I’m totally trolling you with these… Quotes of things (specifically being content with what you have) to consider before making home improvements.

“He who is contented is rich.”

“A contented mind is the greatest blessing a man can enjoy in this world.”

“I am content; that is a blessing greater than riches; and he to whom that is given need ask no more.”

Ok, done trolling. I was legitimately surprised how many more quotes I could find about never being satisfied and always striving for more/better/etc… Anyway, it sounds like you already have a solid plan.

The one actual real sort of quote that is relevant is something to the effect of:

The reason there are no good general contractors for small residential projects is that if they were any good, they would no longer be doing small residential projects.


Never let hard wood floors lie hidden under carpet. Instantly adds thousands to any list price.


If a potential renovation won’t quantifiably more than pay for itself in increased value then don’t do it.

Wishful thinking doesn’t pay the mortgage.

Generally speaking “ego/vanity renovations” don’t make financial sense… swimming pools, man caves, kitchens with double ovens, games rooms, parent retreats, workshops, walk in robes, etc.

Buying “the worst house on the best street” only makes sense when the value add opportunities (e.g. adding bedrooms or bathrooms, but only up to what the neighbourhood considers normal rather than excessive) aren’t already factored into the purchase price.

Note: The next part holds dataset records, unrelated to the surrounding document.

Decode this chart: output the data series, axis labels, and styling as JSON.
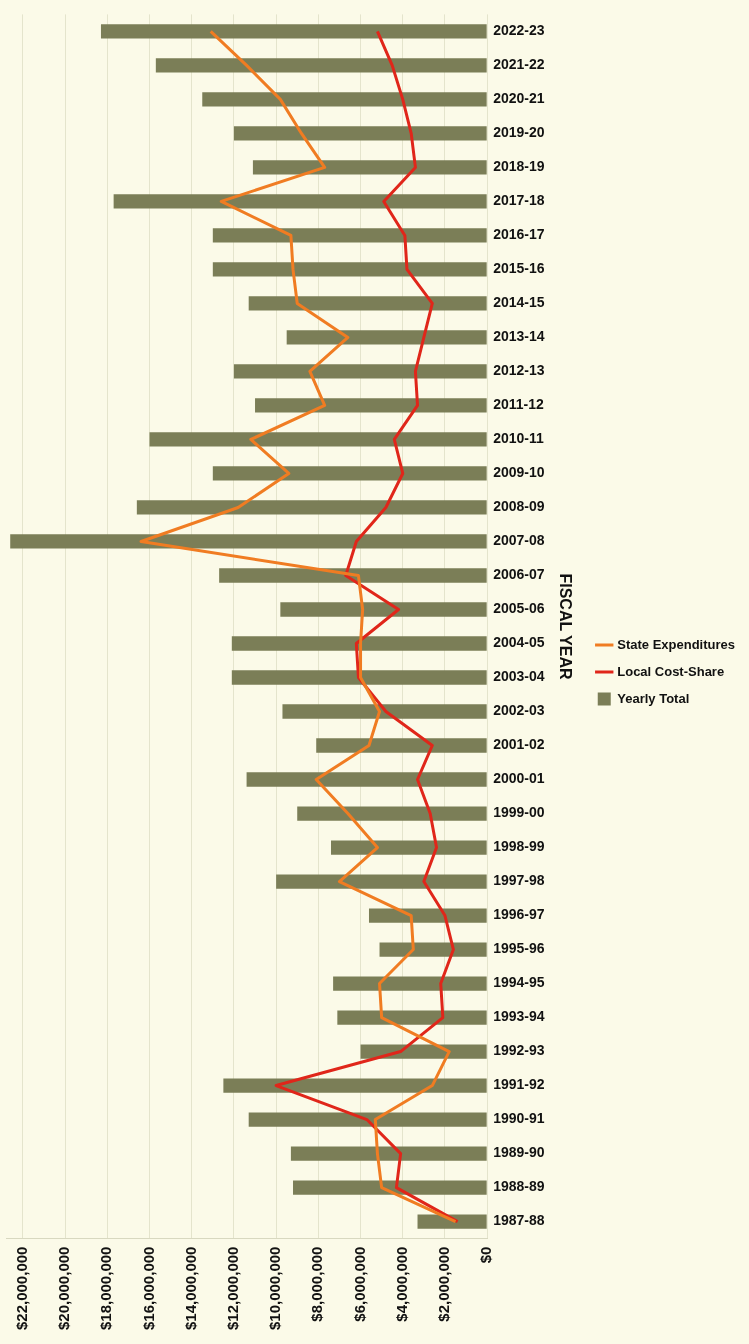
{
  "chart_data": {
    "type": "bar",
    "orientation": "horizontal",
    "ylabel": "FISCAL YEAR",
    "categories": [
      "2022-23",
      "2021-22",
      "2020-21",
      "2019-20",
      "2018-19",
      "2017-18",
      "2016-17",
      "2015-16",
      "2014-15",
      "2013-14",
      "2012-13",
      "2011-12",
      "2010-11",
      "2009-10",
      "2008-09",
      "2007-08",
      "2006-07",
      "2005-06",
      "2004-05",
      "2003-04",
      "2002-03",
      "2001-02",
      "2000-01",
      "1999-00",
      "1998-99",
      "1997-98",
      "1996-97",
      "1995-96",
      "1994-95",
      "1993-94",
      "1992-93",
      "1991-92",
      "1990-91",
      "1989-90",
      "1988-89",
      "1987-88"
    ],
    "series": [
      {
        "name": "Yearly Total",
        "color": "#7b7e57",
        "values": [
          18300000,
          15700000,
          13500000,
          12000000,
          11100000,
          17700000,
          13000000,
          13000000,
          11300000,
          9500000,
          12000000,
          11000000,
          16000000,
          13000000,
          16600000,
          22600000,
          12700000,
          9800000,
          12100000,
          12100000,
          9700000,
          8100000,
          11400000,
          9000000,
          7400000,
          10000000,
          5600000,
          5100000,
          7300000,
          7100000,
          6000000,
          12500000,
          11300000,
          9300000,
          9200000,
          3300000
        ]
      },
      {
        "name": "State Expenditures",
        "type": "line",
        "color": "#f07c22",
        "values": [
          13100000,
          11400000,
          9800000,
          8800000,
          7700000,
          12600000,
          9300000,
          9200000,
          9000000,
          6600000,
          8400000,
          7700000,
          11200000,
          9400000,
          11800000,
          16400000,
          6100000,
          5900000,
          6000000,
          6000000,
          5100000,
          5600000,
          8100000,
          6600000,
          5200000,
          7000000,
          3600000,
          3500000,
          5100000,
          5000000,
          1800000,
          2600000,
          5300000,
          5200000,
          5000000,
          1500000
        ]
      },
      {
        "name": "Local Cost-Share",
        "type": "line",
        "color": "#e0261a",
        "values": [
          5200000,
          4500000,
          4000000,
          3600000,
          3400000,
          4900000,
          3900000,
          3800000,
          2600000,
          3000000,
          3400000,
          3300000,
          4400000,
          4000000,
          4800000,
          6200000,
          6700000,
          4200000,
          6200000,
          6100000,
          4800000,
          2600000,
          3300000,
          2700000,
          2400000,
          3000000,
          2000000,
          1600000,
          2200000,
          2100000,
          4100000,
          10000000,
          5700000,
          4100000,
          4300000,
          1400000
        ]
      }
    ],
    "xlim": [
      22800000,
      0
    ],
    "xticks": [
      {
        "value": 0,
        "label": "$0"
      },
      {
        "value": 2000000,
        "label": "$2,000,000"
      },
      {
        "value": 4000000,
        "label": "$4,000,000"
      },
      {
        "value": 6000000,
        "label": "$6,000,000"
      },
      {
        "value": 8000000,
        "label": "$8,000,000"
      },
      {
        "value": 10000000,
        "label": "$10,000,000"
      },
      {
        "value": 12000000,
        "label": "$12,000,000"
      },
      {
        "value": 14000000,
        "label": "$14,000,000"
      },
      {
        "value": 16000000,
        "label": "$16,000,000"
      },
      {
        "value": 18000000,
        "label": "$18,000,000"
      },
      {
        "value": 20000000,
        "label": "$20,000,000"
      },
      {
        "value": 22000000,
        "label": "$22,000,000"
      }
    ],
    "grid": "x",
    "legend": "right",
    "marker": "none",
    "line_style": "solid"
  }
}
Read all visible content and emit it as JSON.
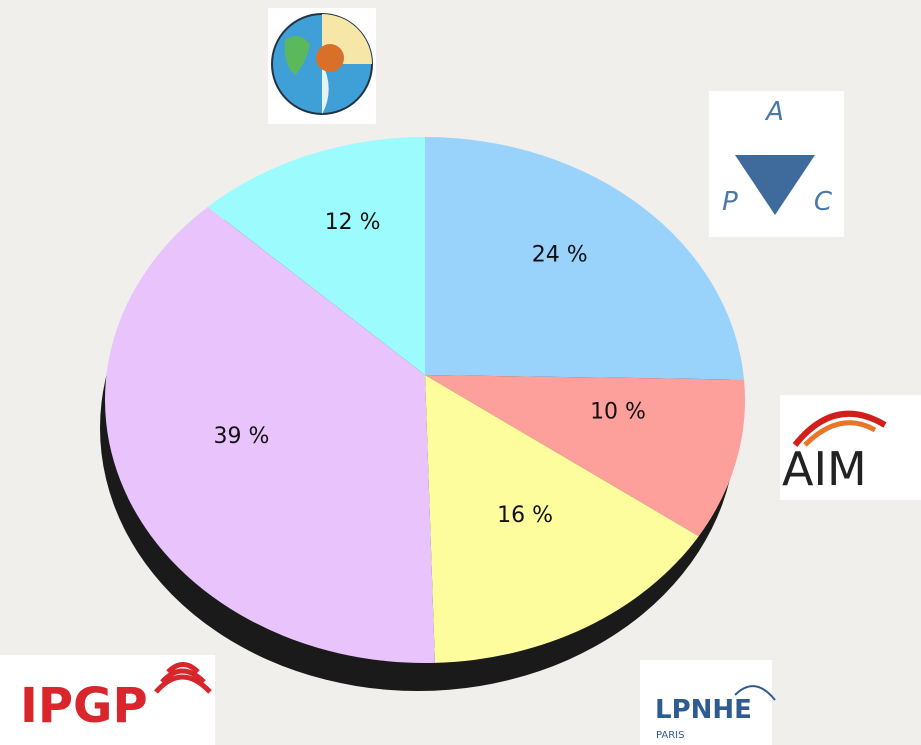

Hah! The post isn’t actually about our work. Despite one small project to improve flow, we haven’t done any major improvements on our house. We love it the way it is :slight_smile: The post is more about guidance for people who talk about making “investments” through home improvements.


Swimming pools definitely don’t make sense! You cut your buyer pool at least in half, have higher insurance premiums, and higher maintenance cost.

Thanks for the tips! :slight_smile:


Glad to hear this…every time I think about putting one in I will come check this out!